In zwölf hell und finster leuchtenden Liedern entwerfen Tocotronic eine wahrhaft infernalische Welt, die von Liebe und Verbrechen beherrscht wird, vom Guten wie dem Bösen. Sie erzählen von der Ambivalenz des Schmerzes und von wohlbekannten Lastern wie Neid, Feigheit und Gier.

Aufgenommen wurde «Schall und Wahn», wie schon die beiden Vorgängerwerke, zusammen mit dem Produzenten Moses Schneider in Berlin. Dieser experimentierte unter Zuhilfenahme vieler Mikrophone mit den Möglichkeiten eines erweiterten Raumklangs, was der Platte eine geradezu Cinemascope-hafte Weite verleiht.

Fliessende Streicherarrangements

Live eingespielt, wurden die Songs von den fliessenden Streicherarrangements des Komponisten Thomas Meadowcroft noch zusätzlich ausgedehnt.

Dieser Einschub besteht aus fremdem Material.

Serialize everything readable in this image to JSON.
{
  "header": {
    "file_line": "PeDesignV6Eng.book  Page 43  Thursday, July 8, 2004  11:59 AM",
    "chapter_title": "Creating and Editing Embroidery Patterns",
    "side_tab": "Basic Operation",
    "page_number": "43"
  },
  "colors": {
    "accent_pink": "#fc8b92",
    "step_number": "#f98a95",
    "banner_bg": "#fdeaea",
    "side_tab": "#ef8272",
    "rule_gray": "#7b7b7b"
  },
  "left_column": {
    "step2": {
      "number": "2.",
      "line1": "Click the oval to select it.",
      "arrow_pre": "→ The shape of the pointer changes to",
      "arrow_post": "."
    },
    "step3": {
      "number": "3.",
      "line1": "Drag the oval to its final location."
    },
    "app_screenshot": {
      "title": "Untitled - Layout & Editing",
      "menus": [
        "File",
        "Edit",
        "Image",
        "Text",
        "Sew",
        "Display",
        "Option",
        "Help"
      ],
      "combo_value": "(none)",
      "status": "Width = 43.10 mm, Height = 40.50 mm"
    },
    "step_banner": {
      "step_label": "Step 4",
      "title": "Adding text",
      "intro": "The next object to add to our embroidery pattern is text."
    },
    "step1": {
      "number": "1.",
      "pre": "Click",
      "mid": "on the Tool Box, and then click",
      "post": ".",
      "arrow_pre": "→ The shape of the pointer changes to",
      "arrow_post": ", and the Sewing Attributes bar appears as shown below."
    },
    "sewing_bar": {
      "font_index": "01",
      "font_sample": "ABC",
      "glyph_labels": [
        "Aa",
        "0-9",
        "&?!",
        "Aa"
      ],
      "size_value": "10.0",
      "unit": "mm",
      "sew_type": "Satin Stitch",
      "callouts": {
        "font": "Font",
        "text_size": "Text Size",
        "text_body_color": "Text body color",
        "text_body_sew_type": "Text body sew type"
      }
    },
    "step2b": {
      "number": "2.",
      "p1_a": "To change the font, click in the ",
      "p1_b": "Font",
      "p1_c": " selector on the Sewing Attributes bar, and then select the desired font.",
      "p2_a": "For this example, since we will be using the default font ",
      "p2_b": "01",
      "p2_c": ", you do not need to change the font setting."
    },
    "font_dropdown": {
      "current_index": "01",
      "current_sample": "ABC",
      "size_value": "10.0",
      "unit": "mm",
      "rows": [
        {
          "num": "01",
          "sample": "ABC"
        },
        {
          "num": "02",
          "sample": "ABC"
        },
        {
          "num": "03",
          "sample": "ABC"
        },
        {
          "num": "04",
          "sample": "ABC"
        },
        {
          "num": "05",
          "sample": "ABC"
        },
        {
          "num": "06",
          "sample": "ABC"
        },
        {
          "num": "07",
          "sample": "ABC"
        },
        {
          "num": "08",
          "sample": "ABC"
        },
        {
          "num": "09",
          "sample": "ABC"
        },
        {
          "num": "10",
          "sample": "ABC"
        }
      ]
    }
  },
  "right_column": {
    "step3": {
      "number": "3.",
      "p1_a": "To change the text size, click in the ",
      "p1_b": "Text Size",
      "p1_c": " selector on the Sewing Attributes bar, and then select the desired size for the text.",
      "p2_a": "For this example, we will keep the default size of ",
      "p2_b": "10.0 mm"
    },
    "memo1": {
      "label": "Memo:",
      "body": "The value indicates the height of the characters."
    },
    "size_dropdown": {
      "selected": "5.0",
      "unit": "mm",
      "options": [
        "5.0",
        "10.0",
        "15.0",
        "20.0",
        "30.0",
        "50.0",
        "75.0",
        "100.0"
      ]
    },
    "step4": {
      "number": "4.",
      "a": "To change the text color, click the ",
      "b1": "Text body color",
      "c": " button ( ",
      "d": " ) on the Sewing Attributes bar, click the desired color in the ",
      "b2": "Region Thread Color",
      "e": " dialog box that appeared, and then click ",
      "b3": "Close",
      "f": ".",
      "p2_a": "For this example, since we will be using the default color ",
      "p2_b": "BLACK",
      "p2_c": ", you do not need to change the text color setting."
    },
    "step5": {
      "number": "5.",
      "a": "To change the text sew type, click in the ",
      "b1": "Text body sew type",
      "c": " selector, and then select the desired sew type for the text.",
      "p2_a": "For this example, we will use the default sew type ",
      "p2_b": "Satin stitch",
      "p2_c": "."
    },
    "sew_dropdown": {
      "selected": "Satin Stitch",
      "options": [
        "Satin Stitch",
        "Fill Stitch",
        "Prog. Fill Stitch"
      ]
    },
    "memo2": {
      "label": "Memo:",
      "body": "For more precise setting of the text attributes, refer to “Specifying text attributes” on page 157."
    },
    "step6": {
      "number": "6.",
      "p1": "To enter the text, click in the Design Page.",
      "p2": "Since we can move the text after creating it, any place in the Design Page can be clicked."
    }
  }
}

Und Dirk von Lowtzow, Jan Müller, Rick McPhail und Arne Zank präsentieren sich als Band geschlossener denn je.

Das Cover zeigt einen schönen, bunten, opulenten Sommerblumenstrauss, kommentarlos, auf der Rückseite zwölf Songtitel wie «Eure Liebe tötet mich» - «Ein leiser Hauch von Terror» - «Die Folter endet nie» - «Das Blut an meinen Händen» - usw. Krasse Gegensätze, man muss acht geben, die «Blumen des Bösen» lauern überall.

8-Minuten-Klotz am Anfang und Ende

Die Platte beginnt mit einem 8-Minuten-Klotz von Song mit dem Titel «Eure Liebe tötet mich». Schwer, melancholisch, abwehrend, verneinend, nachtragend. Eine Spirale hinab in die gefühlsmässigen Tiefen, der man sich aber nicht verschliessen kann. Und genauso endet das Werk, mit acht Minuten «Gift». Schwer verdaulich, aber schön.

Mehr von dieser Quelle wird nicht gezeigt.